Court should deny the motion because sovereign immunity bars recovery of attorneys’ fees and the EAJA waiver of sovereign immunity does not apply to habeas petitions (ECF No. 25 at 1). Respondents further argue that even if the EAJA was applicable, the Court should deny the motion because the government’s position was substantially justified (id.). II. LEGAL STANDARD Pursuant to the EAJA, a court shall award to a prevailing party fees and other expenses incurred by that party in any civil action, brought by or against the United States, unless the court finds that the position of the United States was substantially justified or that special circumstances make an award unjust. 28 U.S.C § 2412(d)(1)(A). To be eligible for fees under the EAJA, a petitioner must submit an application within thirty days of final judgment, and the petitioner’s net worth must be less than two million dollars at the time the civil action was filed. See id. §§ (d)(1)(B), (d)(2)(B)(i). The EAJA was enacted with the purpose of removing the financial disincentive for individuals challenging or defending against government action and encouraging

challenges to improper government action as a means of helping formulate better public policy. See, e.g., Comm’r, I.N.S. v. Jean, 496 U.S. 154, 163 (1990) (“[T]he specific purpose of the EAJA is to eliminate for the average person the financial disincentive to challenge unreasonable governmental actions.” (citation omitted)); Boudin v. Thomas, 732 F.2d 1107, 1114 (2d Cir. 1984) (“The EAJA was passed partly to encourage challenges to improper actions by government agencies. The drafters perceived legal actions as helping to formulate public policy.” (citations omitted)). III. ANALYSIS The Court has considered Petitioner’s Motion, related briefing, and relevant legal authority. For the following reasons, the Court grants Petitioner’s Motion.

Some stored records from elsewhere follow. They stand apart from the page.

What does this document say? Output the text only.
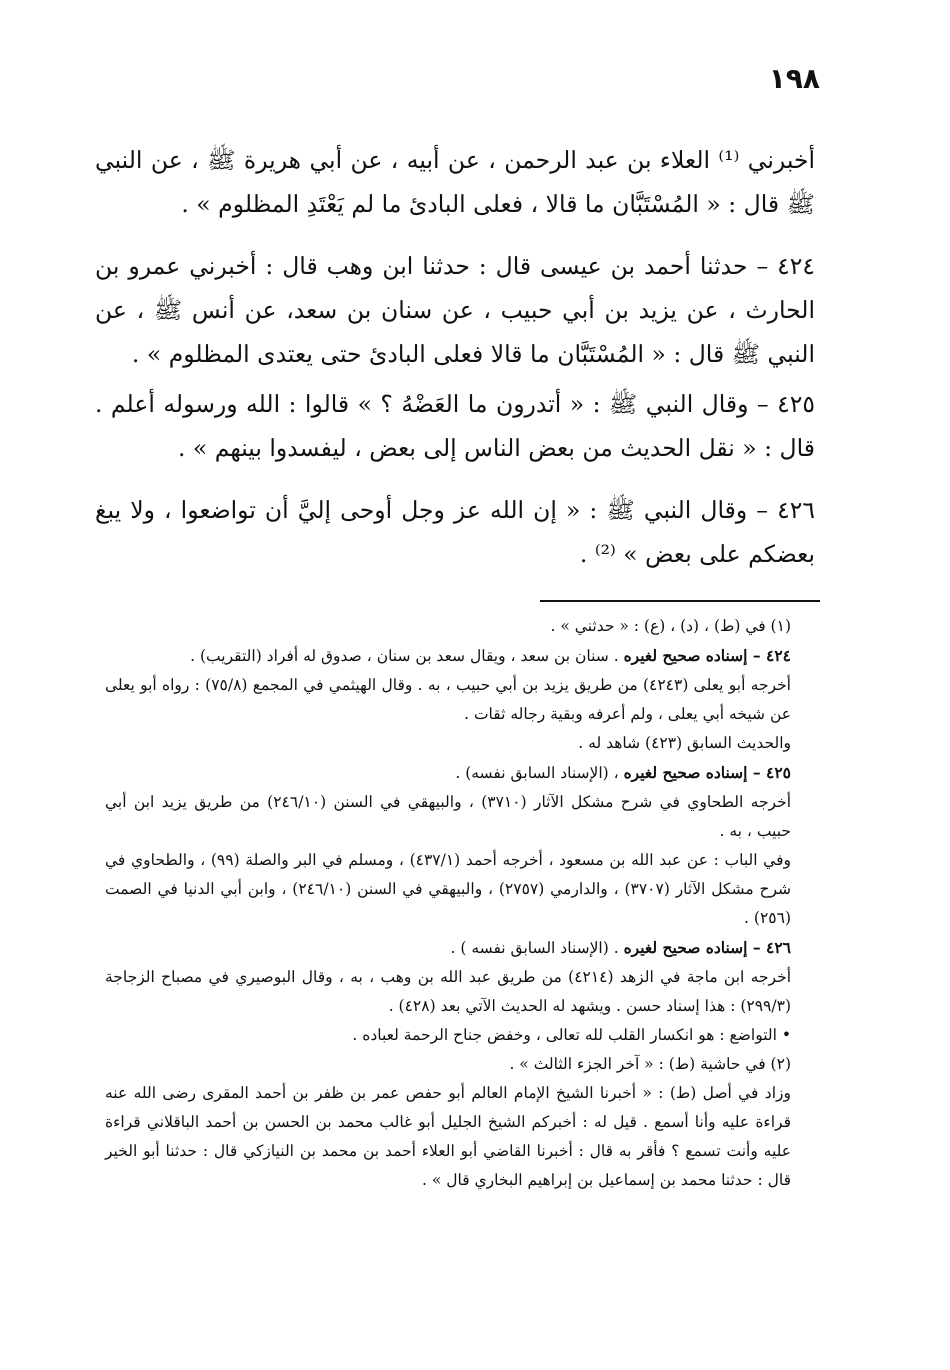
١٩٨

أخبرني ⁽¹⁾ العلاء بن عبد الرحمن ، عن أبيه ، عن أبي هريرة ﷺ ، عن النبي ﷺ قال : « المُسْتَبَّان ما قالا ، فعلى البادئ ما لم يَعْتَدِ المظلوم » .

٤٢٤ – حدثنا أحمد بن عيسى قال : حدثنا ابن وهب قال : أخبرني عمرو بن الحارث ، عن يزيد بن أبي حبيب ، عن سنان بن سعد، عن أنس ﷺ ، عن النبي ﷺ قال : « المُسْتَبَّان ما قالا فعلى البادئ حتى يعتدى المظلوم » .

٤٢٥ – وقال النبي ﷺ : « أتدرون ما العَضْهُ ؟ » قالوا : الله ورسوله أعلم . قال : « نقل الحديث من بعض الناس إلى بعض ، ليفسدوا بينهم » .

٤٢٦ – وقال النبي ﷺ : « إن الله عز وجل أوحى إليَّ أن تواضعوا ، ولا يبغ بعضكم على بعض » ⁽²⁾ .

(١) في (ط) ، (د) ، (ع) : « حدثني » .

٤٢٤ – إسناده صحيح لغيره . سنان بن سعد ، ويقال سعد بن سنان ، صدوق له أفراد (التقريب) .

أخرجه أبو يعلى (٤٢٤٣) من طريق يزيد بن أبي حبيب ، به . وقال الهيثمي في المجمع (٧٥/٨) : رواه أبو يعلى عن شيخه أبي يعلى ، ولم أعرفه وبقية رجاله ثقات .

والحديث السابق (٤٢٣) شاهد له .

٤٢٥ – إسناده صحيح لغيره ، (الإسناد السابق نفسه) .

أخرجه الطحاوي في شرح مشكل الآثار (٣٧١٠) ، والبيهقي في السنن (٢٤٦/١٠) من طريق يزيد ابن أبي حبيب ، به .

وفي الباب : عن عبد الله بن مسعود ، أخرجه أحمد (٤٣٧/١) ، ومسلم في البر والصلة (٩٩) ، والطحاوي في شرح مشكل الآثار (٣٧٠٧) ، والدارمي (٢٧٥٧) ، والبيهقي في السنن (٢٤٦/١٠) ، وابن أبي الدنيا في الصمت (٢٥٦) .

٤٢٦ – إسناده صحيح لغيره . (الإسناد السابق نفسه ) .

أخرجه ابن ماجة في الزهد (٤٢١٤) من طريق عبد الله بن وهب ، به ، وقال البوصيري في مصباح الزجاجة (٢٩٩/٣) : هذا إسناد حسن . ويشهد له الحديث الآتي بعد (٤٢٨) .

• التواضع : هو انكسار القلب لله تعالى ، وخفض جناح الرحمة لعباده .

(٢) في حاشية (ط) : « آخر الجزء الثالث » .

وزاد في أصل (ط) : « أخبرنا الشيخ الإمام العالم أبو حفص عمر بن ظفر بن أحمد المقرى رضى الله عنه قراءة عليه وأنا أسمع . قيل له : أخبركم الشيخ الجليل أبو غالب محمد بن الحسن بن أحمد الباقلاني قراءة عليه وأنت تسمع ؟ فأقر به قال : أخبرنا القاضي أبو العلاء أحمد بن محمد بن النيازكي قال : حدثنا أبو الخير قال : حدثنا محمد بن إسماعيل بن إبراهيم البخاري قال » .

A. A Habeas Proceeding Challenging Immigration Detention is a Civil Action Under EAJA That Waives Sovereign Immunity Respondents contend that sovereign immunity bars Petitioner from recovering attorneys’ fees because the EAJA is a limited waiver of sovereign immunity that only covers civil actions, which must be defined narrowly (ECF No. 25 at 2–3). A habeas proceeding is a unique type of case that is not purely civil, Respondents’ argument goes, and thus it is unclear whether Congress intended “any civil action” in the EAJA to include habeas petitions (id.). Moreover, waivers of sovereign immunity must be unambiguously and unequivocally expressed in the statutory text, and any ambiguity regarding sovereign immunity waivers must be construed in favor of the sovereign (id. at 2). Petitioner argues where, as here, a litigant challenges their immigration detention through a habeas proceeding that this challenge constitutes a “civil action,” and therefore the sovereign immunity waiver applies and she may recover attorneys’ fees under the EAJA (ECF No.